Not sure if I’m following this week’s theme 100% to the letter but oh well, close enough. 😀 What was your favorite bookish discovery of 2019? Could be an author or service/product/bookish thing in general. Hope you’re having a good week and let me know if you’re doing this TTT, I look forward to checking out your post if so. Thanks for checking out mine and your comments/likes are greatly appreciated. ❤ ~ Kitty


17 thoughts on “Top 10 Tuesday – Bookish Discoveries I Made In 2019

  1. Great list! I read Juliet Marillier for the first time in 2019, too, and I loved Daughter of the Forest. I wasn’t a fan of the second book in that series at all, though, so it’s made me a bit nervous about trying her other work. I’ve heard good things about her latest book, though, so I should give it a try!

    Liked by 1 person

    1. It’s always unfortunate when a good/great book is followed by a much less impressive sequel. Definitely will at least try Daughter Of The Forest in the future though. The Harp of Kings was good, though its quite different from her other books in concept.

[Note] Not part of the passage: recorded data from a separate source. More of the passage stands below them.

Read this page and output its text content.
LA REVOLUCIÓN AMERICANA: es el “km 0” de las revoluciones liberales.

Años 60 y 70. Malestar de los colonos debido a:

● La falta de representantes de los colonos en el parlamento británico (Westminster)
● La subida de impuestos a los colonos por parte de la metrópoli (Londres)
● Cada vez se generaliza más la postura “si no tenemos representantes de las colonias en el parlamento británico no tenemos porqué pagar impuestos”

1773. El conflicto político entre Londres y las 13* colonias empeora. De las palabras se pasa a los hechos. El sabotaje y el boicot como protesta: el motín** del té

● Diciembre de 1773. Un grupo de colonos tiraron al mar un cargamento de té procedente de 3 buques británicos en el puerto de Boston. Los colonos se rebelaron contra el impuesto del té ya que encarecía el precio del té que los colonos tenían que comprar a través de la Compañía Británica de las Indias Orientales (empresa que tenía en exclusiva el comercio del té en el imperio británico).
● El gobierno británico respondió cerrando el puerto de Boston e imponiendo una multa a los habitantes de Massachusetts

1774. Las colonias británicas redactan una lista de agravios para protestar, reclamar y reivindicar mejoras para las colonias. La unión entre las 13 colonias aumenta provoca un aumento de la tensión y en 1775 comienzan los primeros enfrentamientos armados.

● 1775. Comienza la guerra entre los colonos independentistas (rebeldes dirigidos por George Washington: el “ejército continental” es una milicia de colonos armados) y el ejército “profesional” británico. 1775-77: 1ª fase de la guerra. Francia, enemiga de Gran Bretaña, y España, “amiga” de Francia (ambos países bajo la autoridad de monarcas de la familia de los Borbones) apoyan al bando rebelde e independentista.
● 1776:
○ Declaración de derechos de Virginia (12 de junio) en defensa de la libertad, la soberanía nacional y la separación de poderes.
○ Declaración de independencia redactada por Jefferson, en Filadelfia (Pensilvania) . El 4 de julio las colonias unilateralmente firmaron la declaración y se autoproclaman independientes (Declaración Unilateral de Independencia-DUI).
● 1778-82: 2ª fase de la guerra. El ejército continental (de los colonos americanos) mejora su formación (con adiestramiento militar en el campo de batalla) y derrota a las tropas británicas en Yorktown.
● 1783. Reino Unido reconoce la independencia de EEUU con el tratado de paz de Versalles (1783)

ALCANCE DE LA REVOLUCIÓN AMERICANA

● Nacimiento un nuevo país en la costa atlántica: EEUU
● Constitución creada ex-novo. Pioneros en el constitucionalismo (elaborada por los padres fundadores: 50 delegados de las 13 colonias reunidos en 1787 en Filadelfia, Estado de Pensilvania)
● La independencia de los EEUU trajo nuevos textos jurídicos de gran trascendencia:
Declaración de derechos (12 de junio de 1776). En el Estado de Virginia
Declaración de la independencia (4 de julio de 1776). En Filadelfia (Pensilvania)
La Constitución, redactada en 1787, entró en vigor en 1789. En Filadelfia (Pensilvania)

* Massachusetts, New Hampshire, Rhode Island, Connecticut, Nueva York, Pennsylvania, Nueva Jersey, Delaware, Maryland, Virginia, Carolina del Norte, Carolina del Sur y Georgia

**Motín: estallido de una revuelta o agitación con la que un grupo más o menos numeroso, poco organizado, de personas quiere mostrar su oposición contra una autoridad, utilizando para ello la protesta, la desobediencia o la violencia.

  2. I resonate with so many of your bookish discoveries! I completely forgot about learning what ARCs were last year and discovering Liane Moriarty. Her books always keep me entertained! Great post Kitty Marie 😀

    Liked by 1 person

  3. This is a really great list, Kitty! I also discovered eARCs in 2019 but I feel like I’ve had them in my life for so much longer? I can’t imagine a time when I didn’t know about them tbh 😂 I wish BookOutlet and Thriftbooks delivered internationally lol but I’m kinda glad for my savings’ sake that it doesn’t 🤣 I’m so glad to have discovered all the blogs and bookstagram accounts last year too. The book community is so great!

    Liked by 1 person

    1. ARCs are so instrumental in reading/blogging they’ve pretty much become a staple of my life too. 😀 Wished to have found out about them/how to get them much earlier. ❤ Hope BookOutlet and Thriftbooks will offer some reasonably priced international shipping in the future, like BookDepository manages to.


  4. “It has a yet-to-be-released sequel called A Dance Of Fate.”

    Omg. OMG! How have I not seen this news yet???? So excited! I love Marillier. She’s become one of my favorite authors over the last few years.

    Liked by 1 person

  5. this is such a great list omg I have to bookmark it for later. this rings true for me as well. I remember going through good reads years ago and being like wtfff is an ARC lmao. I love that you made a post about this.